Many previous studies have reported that MMP expression is regulated at the transcriptional level [25,26,27,28]. The MMP promoters harbor several Cis elements that regulate gene expression through various trans-activators, including AP-1/2, polyomavirus enhancer activator 3, specificity protein-1, and NF-κB. Since these transcription factors are cell- or tissue-specific, their mode of activation differs according to their response to specific stimuli or diseases [29]. In the present study, MMP-7 expression was regulated by p–c-Jun, an AP-1 transcription factor, in the pharyngeal epithelial cells exposed to an acidic environment. Accordingly, ERK1/2 activated by ROS modulated c-Jun expression among all the AP-1 transcription factors, leading to the regulation of the transcription of MMP-7. Similarly, in a previous study, it was observed that MMP-7 was expressed through the activation of the AP-1 pathway, when the cultured cells were treated with H2O2 [26, 28].

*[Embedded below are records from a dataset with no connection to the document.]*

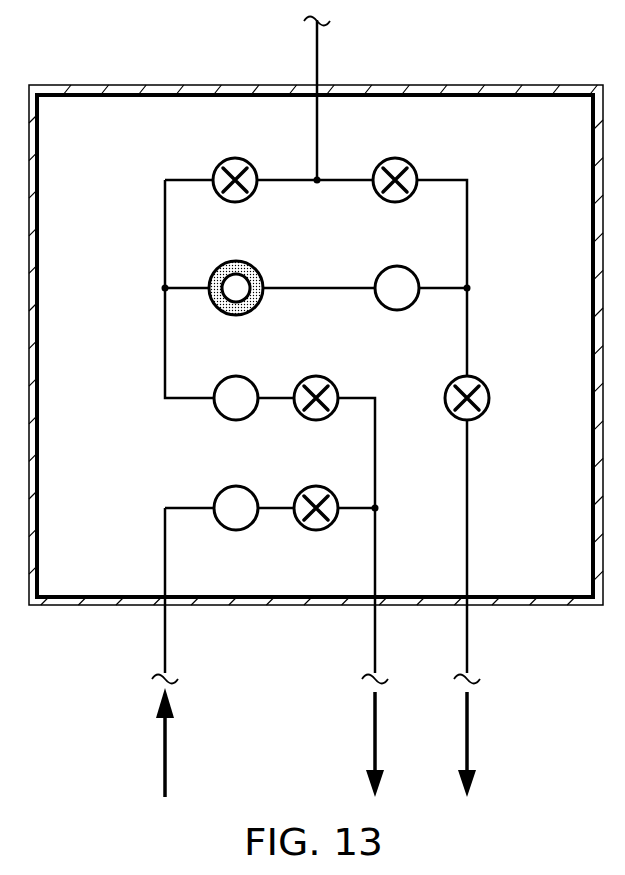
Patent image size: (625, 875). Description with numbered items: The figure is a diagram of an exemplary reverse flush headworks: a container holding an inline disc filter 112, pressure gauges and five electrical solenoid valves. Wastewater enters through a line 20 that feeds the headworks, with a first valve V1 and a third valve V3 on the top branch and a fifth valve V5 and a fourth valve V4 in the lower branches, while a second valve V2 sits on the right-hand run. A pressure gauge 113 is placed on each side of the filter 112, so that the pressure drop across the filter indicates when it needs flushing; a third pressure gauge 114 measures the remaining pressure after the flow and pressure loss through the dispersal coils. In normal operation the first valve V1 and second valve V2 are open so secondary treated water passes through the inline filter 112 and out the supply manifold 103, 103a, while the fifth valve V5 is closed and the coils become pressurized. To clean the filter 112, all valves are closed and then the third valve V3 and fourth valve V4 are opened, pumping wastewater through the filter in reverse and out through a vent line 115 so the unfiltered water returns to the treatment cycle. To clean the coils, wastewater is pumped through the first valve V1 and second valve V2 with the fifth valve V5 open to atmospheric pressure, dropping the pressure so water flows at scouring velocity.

The supply line 20 is at (315, 52).
The supply manifold 103 is at (163, 635).
The supply manifold 103a is at (470, 638).
The inline filter 112 is at (232, 262).
The pressure gauge 113 is at (400, 265).
The third pressure gauge 114 is at (234, 531).
The vent line 115 is at (372, 635).
The first valve V1 is at (235, 158).
The second valve V2 is at (483, 398).
The third valve V3 is at (395, 158).
The fourth valve V4 is at (316, 376).
The fifth valve V5 is at (316, 486).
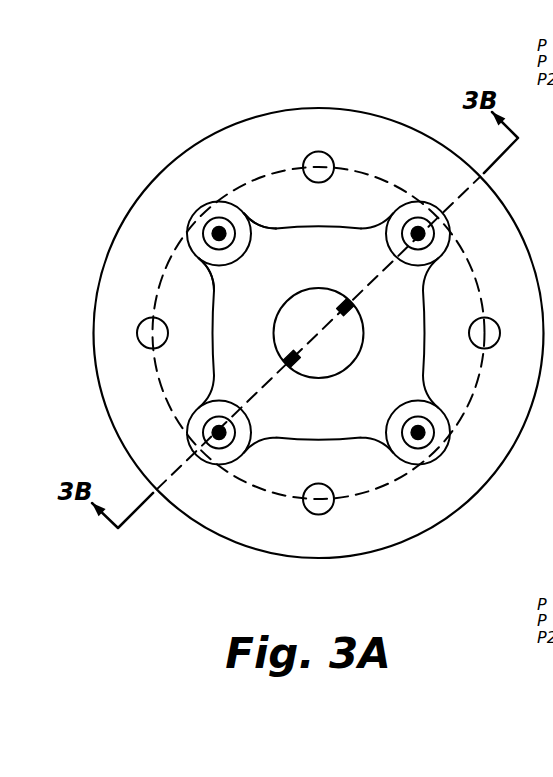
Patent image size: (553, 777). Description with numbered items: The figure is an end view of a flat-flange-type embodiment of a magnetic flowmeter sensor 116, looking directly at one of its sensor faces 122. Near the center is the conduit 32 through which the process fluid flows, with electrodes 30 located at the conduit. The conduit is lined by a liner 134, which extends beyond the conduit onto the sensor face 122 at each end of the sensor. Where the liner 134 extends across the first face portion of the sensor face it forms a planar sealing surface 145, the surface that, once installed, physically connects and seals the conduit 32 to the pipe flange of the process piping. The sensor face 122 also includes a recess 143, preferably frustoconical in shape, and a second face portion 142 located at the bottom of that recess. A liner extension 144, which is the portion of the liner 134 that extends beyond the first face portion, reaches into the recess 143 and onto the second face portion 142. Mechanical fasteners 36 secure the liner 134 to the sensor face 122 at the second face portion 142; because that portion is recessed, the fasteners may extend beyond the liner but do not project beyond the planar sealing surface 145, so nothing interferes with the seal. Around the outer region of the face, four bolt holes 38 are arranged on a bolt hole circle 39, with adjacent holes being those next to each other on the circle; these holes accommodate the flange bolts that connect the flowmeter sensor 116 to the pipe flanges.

The electrodes 30 is at (276, 308).
The conduit 32 is at (320, 361).
The mechanical fasteners 36 is at (217, 230).
The bolt holes 38 is at (318, 152).
The bolt hole circle 39 is at (263, 493).
The magnetic flowmeter sensor 116 is at (386, 114).
The sensor face 122 is at (366, 458).
The liner 134 is at (212, 347).
The second face portion 142 is at (240, 212).
The recess 143 is at (236, 216).
The liner extension 144 is at (183, 258).
The planar sealing surface 145 is at (268, 257).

Interestingly, the decrease in transepithelial permeability was greater following treatment with the ROS inhibitor than with the ERK or c-Jun inhibitor. These results indicate that in addition to the ERK/c-Jun pathway, other mechanisms that influence the cleavage of E-cadherin by ROS may exist; however, the main mechanism involves the ROS/ERK/c-Jun pathway.

Conclusions

The acid exposure–induced cleavage of E-cadherin in pharyngeal epithelial cells is caused by MMP-7 activation; its levels rise with the increase in ROS- and ERK1/2-mediated activation of MAPKs and enhanced phosphorylation of the transcription factor c-Jun. Even though this mechanism may be one of several mechanisms to elicit LPRD, the discovery of that will help guide future studies on LPRD. Furthermore, we believe that blocking the mechanism underlying the onset of this disease may serve as a new strategy for the treatment of LPRD.